Publié le 08 mai 2010 par Espritvagabond
Moi et l’actualité politique ou Hésitations vagabondes.
J’avoue avoir hésité avant d’écrire ce qui suit. Je n’ai pas hésité à exprimer mon opinion sur la question – je n’hésite jamais à émettre mes opinions en général – mais je ne savais pas si ce genre de choses avait sa place sur ce blogue, qui ne commente que très rarement l’actualité – une chose si éphémère. Soyons cynique, puisque je fais partie de cette partie de la population votante québécoise cynique (à en croire un récent sondage) et disons que l’actualité politique est souvent décourageante et ma foi, assez triviale, quand on a perdu espoir en la classe politique actuelle, qui se contente de poursuivre des buts et intérêts personnels et privés plutôt que de faire ce pourquoi elle est censé exister: œuvrer pour le bien commun.
Jean comme prétexte.
Il y a quelques semaines, sur Facebook, mon ami Jean a publié un bref commentaire. Je le reproduis ici, mais le mets en contexte: Il s’agit d’un texte de quelques mots, sans explication ou argumentation développée, alors on le prendra pour ce que c’est : l’expression d’une humeur du moment. Comme je me sers de Jean pour exprimer mon opinion, je lui répondrai donc directement, mais on comprendra que je réponds à tous ceux qui défendent cette position sociale du même coup.
«Jean est à « boute » d’entendre les médias et les gens parler contre le budget. Comment pensez-vous que notre système de santé coûte? Si vous n’êtes pas content, aller vivre ailleurs et vous vous rendrez compte que ça vous coûtera pas mal plus cher. Tout le monde utilise le système de santé, pourquoi les gens plus en moyen ...devraient payer plus? Ces gens n’ont même pas le temps de l’utiliser car ils travaillent trop.» *
Plusieurs éléments de ce commentaire m’ont interpellé. Et fortement. Contrairement à ce que l’on pourrait croire, ce n’est pas l’idée d’être pour ou contre les mesures annoncées par le gouvernement dont je parle, mais des conséquences et des opinions qu’elles soulèvent dans la population, et dans mon cercle d’ami.

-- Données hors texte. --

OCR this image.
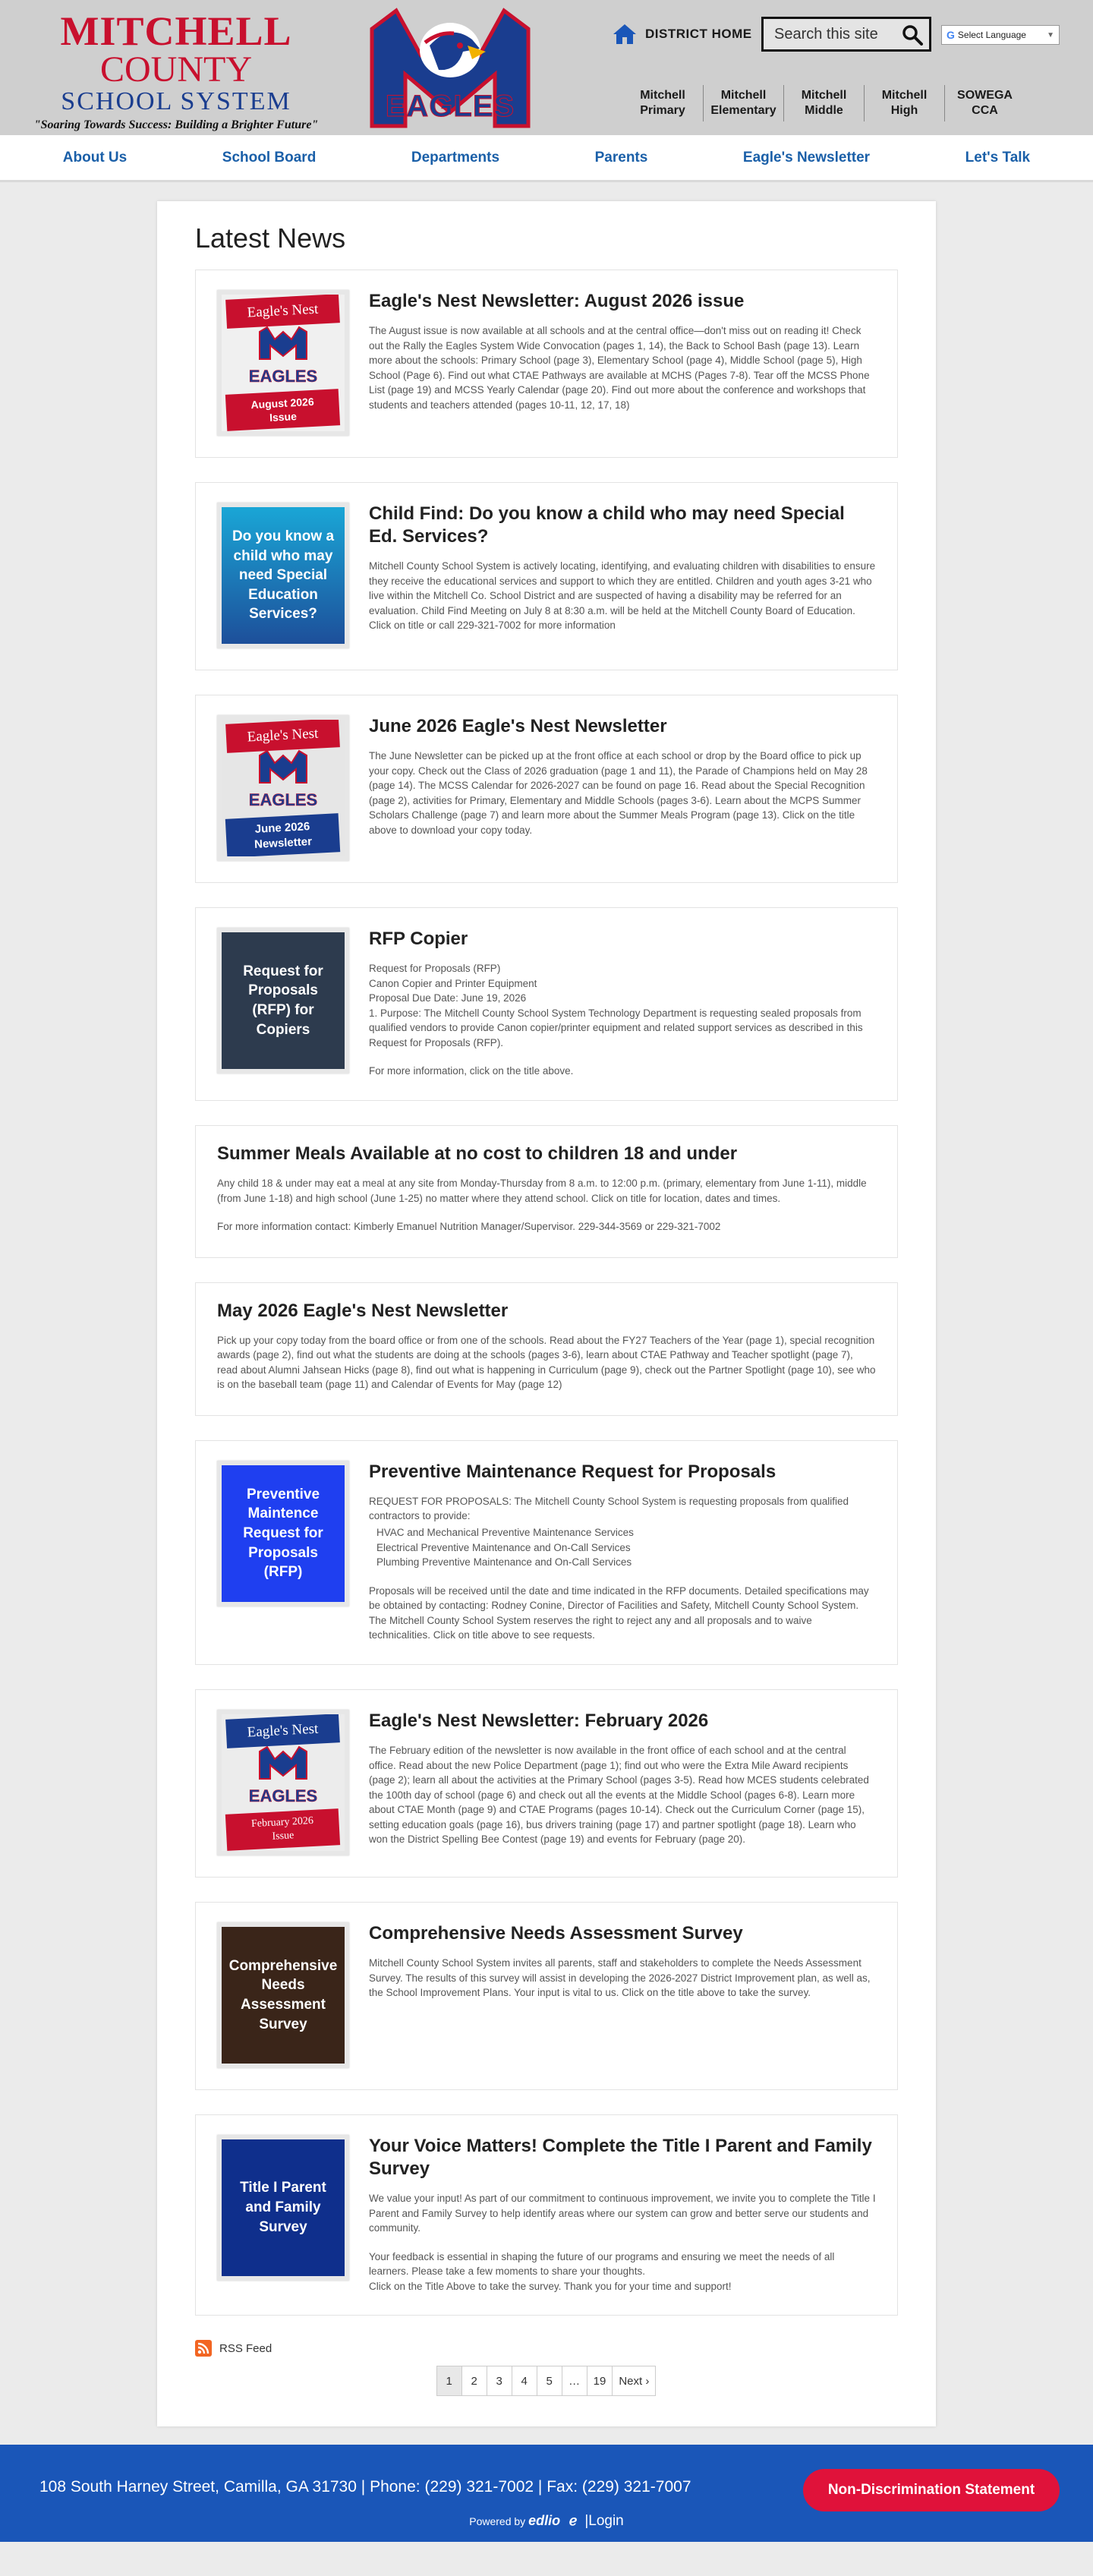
MITCHELL
COUNTY
SCHOOL SYSTEM
"Soaring Towards Success: Building a Brighter Future"
EAGLES
DISTRICT HOME
Search this site	G Select Language	▼
Mitchell
Primary
Mitchell
Elementary
Mitchell
Middle
Mitchell
High
SOWEGA
CCA
About Us	School Board	Departments	Parents	Eagle's Newsletter	Let's Talk
Latest News
Eagle's Nest
EAGLES
August 2026
Issue
Eagle's Nest Newsletter: August 2026 issue

The August issue is now available at all schools and at the central office—don't miss out on reading it! Check out the Rally the Eagles System Wide Convocation (pages 1, 14), the Back to School Bash (page 13). Learn more about the schools: Primary School (page 3), Elementary School (page 4), Middle School (page 5), High School (Page 6). Find out what CTAE Pathways are available at MCHS (Pages 7-8). Tear off the MCSS Phone List (page 19) and MCSS Yearly Calendar (page 20). Find out more about the conference and workshops that students and teachers attended (pages 10-11, 12, 17, 18)

Do you know a child who may need Special Education Services?
Child Find: Do you know a child who may need Special Ed. Services?

Mitchell County School System is actively locating, identifying, and evaluating children with disabilities to ensure they receive the educational services and support to which they are entitled. Children and youth ages 3-21 who live within the Mitchell Co. School District and are suspected of having a disability may be referred for an evaluation. Child Find Meeting on July 8 at 8:30 a.m. will be held at the Mitchell County Board of Education. Click on title or call 229-321-7002 for more information

Eagle's Nest
EAGLES
June 2026
Newsletter
June 2026 Eagle's Nest Newsletter

The June Newsletter can be picked up at the front office at each school or drop by the Board office to pick up your copy. Check out the Class of 2026 graduation (page 1 and 11), the Parade of Champions held on May 28 (page 14). The MCSS Calendar for 2026-2027 can be found on page 16. Read about the Special Recognition (page 2), activities for Primary, Elementary and Middle Schools (pages 3-6). Learn about the MCPS Summer Scholars Challenge (page 7) and learn more about the Summer Meals Program (page 13). Click on the title above to download your copy today.

Request for Proposals (RFP) for Copiers
RFP Copier

Request for Proposals (RFP)
Canon Copier and Printer Equipment
Proposal Due Date: June 19, 2026
1. Purpose: The Mitchell County School System Technology Department is requesting sealed proposals from qualified vendors to provide Canon copier/printer equipment and related support services as described in this Request for Proposals (RFP).

For more information, click on the title above.

Summer Meals Available at no cost to children 18 and under

Any child 18 & under may eat a meal at any site from Monday-Thursday from 8 a.m. to 12:00 p.m. (primary, elementary from June 1-11), middle (from June 1-18) and high school (June 1-25) no matter where they attend school. Click on title for location, dates and times.

For more information contact: Kimberly Emanuel Nutrition Manager/Supervisor. 229-344-3569 or 229-321-7002

May 2026 Eagle's Nest Newsletter

Pick up your copy today from the board office or from one of the schools. Read about the FY27 Teachers of the Year (page 1), special recognition awards (page 2), find out what the students are doing at the schools (pages 3-6), learn about CTAE Pathway and Teacher spotlight (page 7), read about Alumni Jahsean Hicks (page 8), find out what is happening in Curriculum (page 9), check out the Partner Spotlight (page 10), see who is on the baseball team (page 11) and Calendar of Events for May (page 12)

Preventive Maintence Request for Proposals (RFP)
Preventive Maintenance Request for Proposals

REQUEST FOR PROPOSALS: The Mitchell County School System is requesting proposals from qualified contractors to provide:

HVAC and Mechanical Preventive Maintenance Services
Electrical Preventive Maintenance and On-Call Services
Plumbing Preventive Maintenance and On-Call Services

Proposals will be received until the date and time indicated in the RFP documents. Detailed specifications may be obtained by contacting: Rodney Conine, Director of Facilities and Safety, Mitchell County School System. The Mitchell County School System reserves the right to reject any and all proposals and to waive technicalities. Click on title above to see requests.

Eagle's Nest
EAGLES
February 2026
Issue
Eagle's Nest Newsletter: February 2026

The February edition of the newsletter is now available in the front office of each school and at the central office. Read about the new Police Department (page 1); find out who were the Extra Mile Award recipients (page 2); learn all about the activities at the Primary School (pages 3-5). Read how MCES students celebrated the 100th day of school (page 6) and check out all the events at the Middle School (pages 6-8). Learn more about CTAE Month (page 9) and CTAE Programs (pages 10-14). Check out the Curriculum Corner (page 15), setting education goals (page 16), bus drivers training (page 17) and partner spotlight (page 18). Learn who won the District Spelling Bee Contest (page 19) and events for February (page 20).

Comprehensive Needs Assessment Survey
Comprehensive Needs Assessment Survey

Mitchell County School System invites all parents, staff and stakeholders to complete the Needs Assessment Survey. The results of this survey will assist in developing the 2026-2027 District Improvement plan, as well as, the School Improvement Plans. Your input is vital to us. Click on the title above to take the survey.

Title I Parent and Family Survey
Your Voice Matters! Complete the Title I Parent and Family Survey

We value your input! As part of our commitment to continuous improvement, we invite you to complete the Title I Parent and Family Survey to help identify areas where our system can grow and better serve our students and community.

Your feedback is essential in shaping the future of our programs and ensuring we meet the needs of all learners. Please take a few moments to share your thoughts.
Click on the Title Above to take the survey. Thank you for your time and support!

RSS Feed
1	2	3	4	5	…	19	Next ›
108 South Harney Street, Camilla, GA 31730 | Phone: (229) 321-7002 | Fax: (229) 321-7007	Non-Discrimination Statement
Powered by edlio ℯ |Login
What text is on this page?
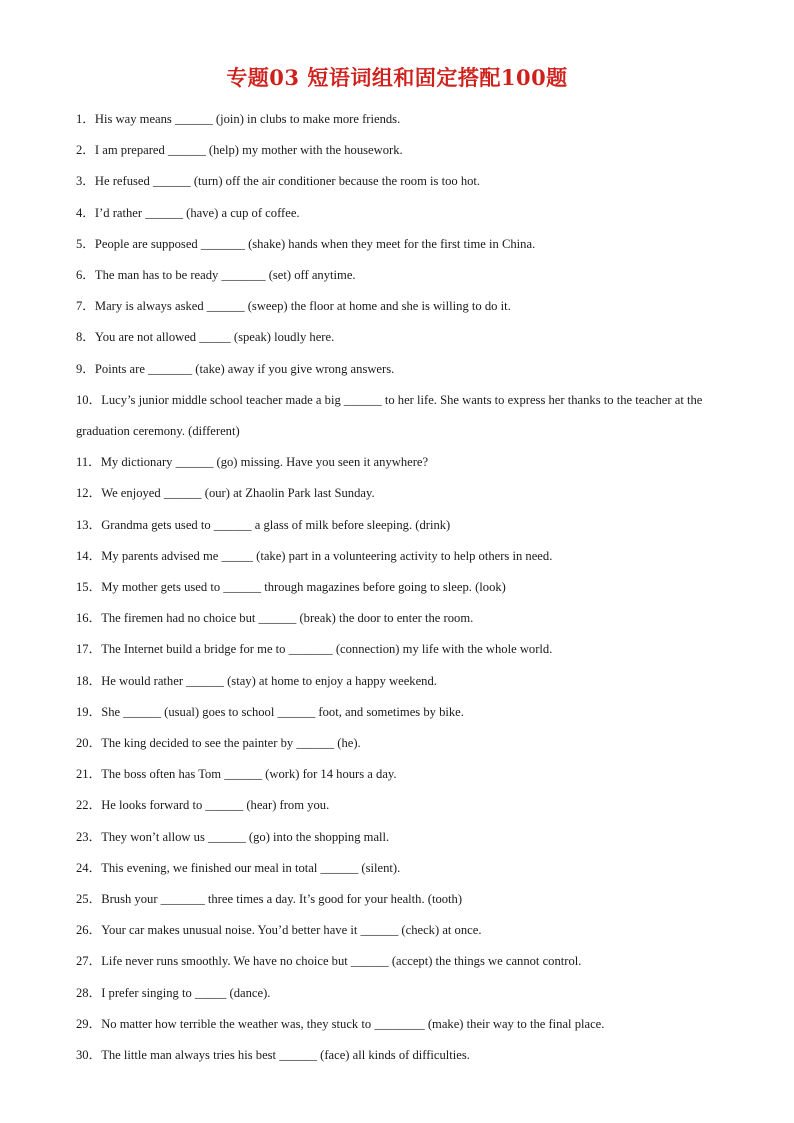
专题03 短语词组和固定搭配100题
1．His way means ______ (join) in clubs to make more friends.
2．I am prepared ______ (help) my mother with the housework.
3．He refused ______ (turn) off the air conditioner because the room is too hot.
4．I’d rather ______ (have) a cup of coffee.
5．People are supposed _______ (shake) hands when they meet for the first time in China.
6．The man has to be ready _______ (set) off anytime.
7．Mary is always asked ______ (sweep) the floor at home and she is willing to do it.
8．You are not allowed _____ (speak) loudly here.
9．Points are _______ (take) away if you give wrong answers.
10．Lucy’s junior middle school teacher made a big ______ to her life. She wants to express her thanks to the teacher at the graduation ceremony. (different)
11．My dictionary ______ (go) missing. Have you seen it anywhere?
12．We enjoyed ______ (our) at Zhaolin Park last Sunday.
13．Grandma gets used to ______ a glass of milk before sleeping. (drink)
14．My parents advised me _____ (take) part in a volunteering activity to help others in need.
15．My mother gets used to ______ through magazines before going to sleep. (look)
16．The firemen had no choice but ______ (break) the door to enter the room.
17．The Internet build a bridge for me to _______ (connection) my life with the whole world.
18．He would rather ______ (stay) at home to enjoy a happy weekend.
19．She ______ (usual) goes to school ______ foot, and sometimes by bike.
20．The king decided to see the painter by ______ (he).
21．The boss often has Tom ______ (work) for 14 hours a day.
22．He looks forward to ______ (hear) from you.
23．They won’t allow us ______ (go) into the shopping mall.
24．This evening, we finished our meal in total ______ (silent).
25．Brush your _______ three times a day. It’s good for your health. (tooth)
26．Your car makes unusual noise. You’d better have it ______ (check) at once.
27．Life never runs smoothly. We have no choice but ______ (accept) the things we cannot control.
28．I prefer singing to _____ (dance).
29．No matter how terrible the weather was, they stuck to ________ (make) their way to the final place.
30．The little man always tries his best ______ (face) all kinds of difficulties.
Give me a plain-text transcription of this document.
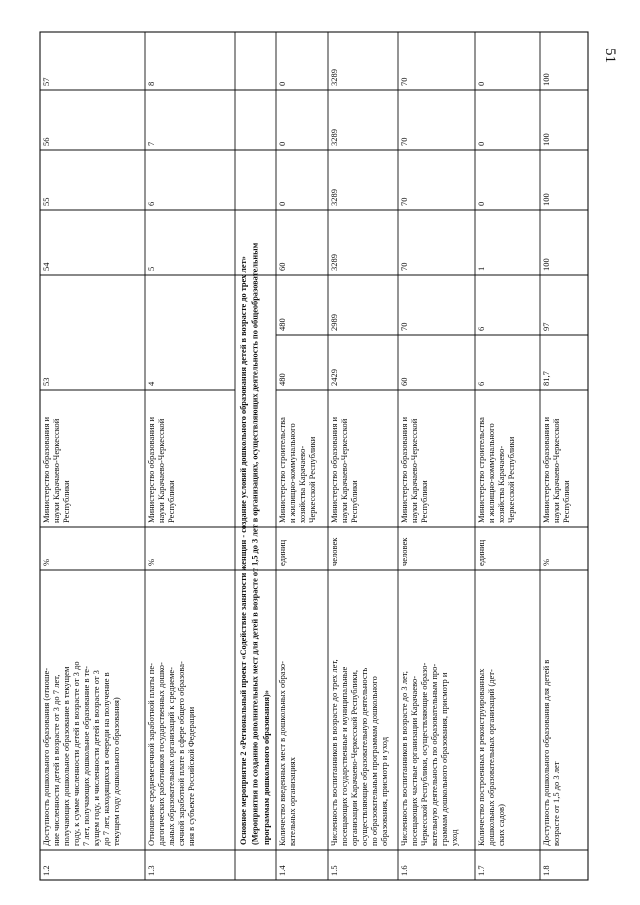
51
1.2
Доступность дошкольного образования (отноше- ние численности детей в возрасте от 3 до 7 лет, получающих дошкольное образование в текущем году, к сумме численности детей в возрасте от 3 до 7 лет, получающих дошкольное образование в те- кущем году, и численности детей в возрасте от 3 до 7 лет, находящихся в очереди на получение в текущем году дошкольного образования)
%
Министерство образования и науки Карачаево-Черкесской Республики
53
54
55
56
57
1.3
Отношение среднемесячной заработной платы пе- дагогических работников государственных дошко- льных образовательных организаций к среднеме- сячной заработной плате в сфере общего образова- ния в субъекте Российской Федерации
%
Министерство образования и науки Карачаево-Черкесской Республики
4
5
6
7
8
1.4
Количество введенных мест в дошкольных образо- вательных организациях
единиц
Министерство строительства и жилищно-коммунального хозяйства Карачаево- Черкесской Республики
480
480
60
0
0
0
1.5
Численность воспитанников в возрасте до трех лет, посещающих государственные и муниципальные организации Карачаево-Черкесской Республики, осуществляющие образовательную деятельность по образовательным программам дошкольного образования, присмотр и уход
человек
Министерство образования и науки Карачаево-Черкесской Республики
2429
2989
3289
3289
3289
3289
1.6
Численность воспитанников в возрасте до 3 лет, посещающих частные организации Карачаево- Черкесской Республики, осуществляющие образо- вательную деятельность по образовательным про- граммам дошкольного образования, присмотр и уход
человек
Министерство образования и науки Карачаево-Черкесской Республики
60
70
70
70
70
70
1.7
Количество построенных и реконструированных дошкольных образовательных организаций (дет- ских садов)
единиц
Министерство строительства и жилищно-коммунального хозяйства Карачаево- Черкесской Республики
6
6
1
0
0
0
1.8
Доступность дошкольного образования для детей в возрасте от 1,5 до 3 лет
%
Министерство образования и науки Карачаево-Черкесской Республики
81,7
97
100
100
100
100
Основное мероприятие 2 «Региональный проект «Содействие занятости женщин - создание условий дошкольного образования детей в возрасте до трех лет» (Мероприятия по созданию дополнительных мест для детей в возрасте от 1,5 до 3 лет в организациях, осуществляющих деятельность по общеобразовательным программам дошкольного образования)»
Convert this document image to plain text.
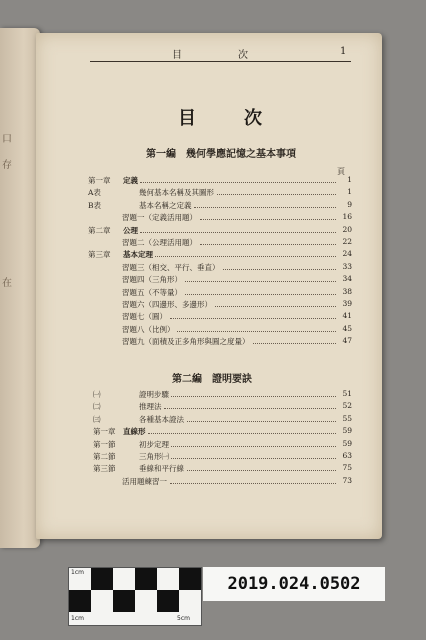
口
存
在
目	次	1
目	次
第一編　幾何學應記憶之基本事項
頁
第一章 定義	1
A表	幾何基本名稱及其圖形	1
B表	基本名稱之定義	9
習題一（定義活用題）	16
第二章 公理	20
習題二（公理活用題）	22
第三章 基本定理	24
習題三（相交、平行、垂直）	33
習題四（三角形）	34
習題五（不等量）	38
習題六（四邊形、多邊形）	39
習題七（圓）	41
習題八（比例）	45
習題九（面積及正多角形與圓之度量）	47
第二編　證明要訣
㈠	證明步驟	51
㈡	推理法	52
㈢	各種基本證法	55
第一章 直線形	59
第一節	初步定理	59
第二節	三角形㈠	63
第三節	垂線和平行線	75
活用題練習一	73
1cm
1cm	5cm
2019.024.0502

Même si c’est l’expression de l’humeur du moment, le commentaire de Jean m’a fait réfléchir sur ma propre position face au budget en question. J’éviterai de rappeler toutes les mesures dudit budget – les lecteurs intéressés les connaissent déjà. Toutefois, je me permettrai de souligner deux aspects qui sont pour moi les points importants de ce budget et qui démontrent l’orientation que l’on a décidé (unilatéralement) de donner à la société québécoise avec ce budget. Ces deux points concernent évidemment la santé (contribution de capitation) et l’éducation (dégel des frais de scolarité).
Et je sais bien que comme c’est un commentaire de l’humeur du moment, il n’exprime pas réellement l’ensemble de l’opinion de Jean sur le budget. Il est peut-être totalement pour ou partiellement contre pour ce que j’en sais; une fois de plus, je le cite comme prétexte à ma réflexion et comme prétexte pour stimuler la réflexion sur les choix sociaux au-delà de ce budget.
Une famille en santé.
Je souligne d’abord l’élément le plus important du commentaire de Jean : «Si vous n’êtes pas content, aller vivre ailleurs et vous vous rendrez compte que ça vous coûtera pas mal plus cher.»
Justement, Jean, si on est ici, au Québec, ça veut probablement dire qu’on ne veut pas être ailleurs. Si je voulais d’un système à l’américaine, je pourrais aller aux Etats-Unis. Si, d’un autre côté, une majorité de québécois est en faveur de ces changements en faisant un choix de société éclairé, alors je me rangerai du côté de la majorité. Mais pour le moment, je n’ai vu aucun débat de société sur la question, je n’ai vu qu’une décision unilatérale d’un parti à peine majoritaire au parlement, et qui a été élu par 22,5 % de la population ayant droit de vote aux dernières élections.**
On est très très loin, tu en conviendras, d’un choix de société.
Je continue: «pourquoi les gens plus en moyen ...devraient payer plus? Ces gens n’ont même pas le temps de l’utiliser car ils travaillent trop.»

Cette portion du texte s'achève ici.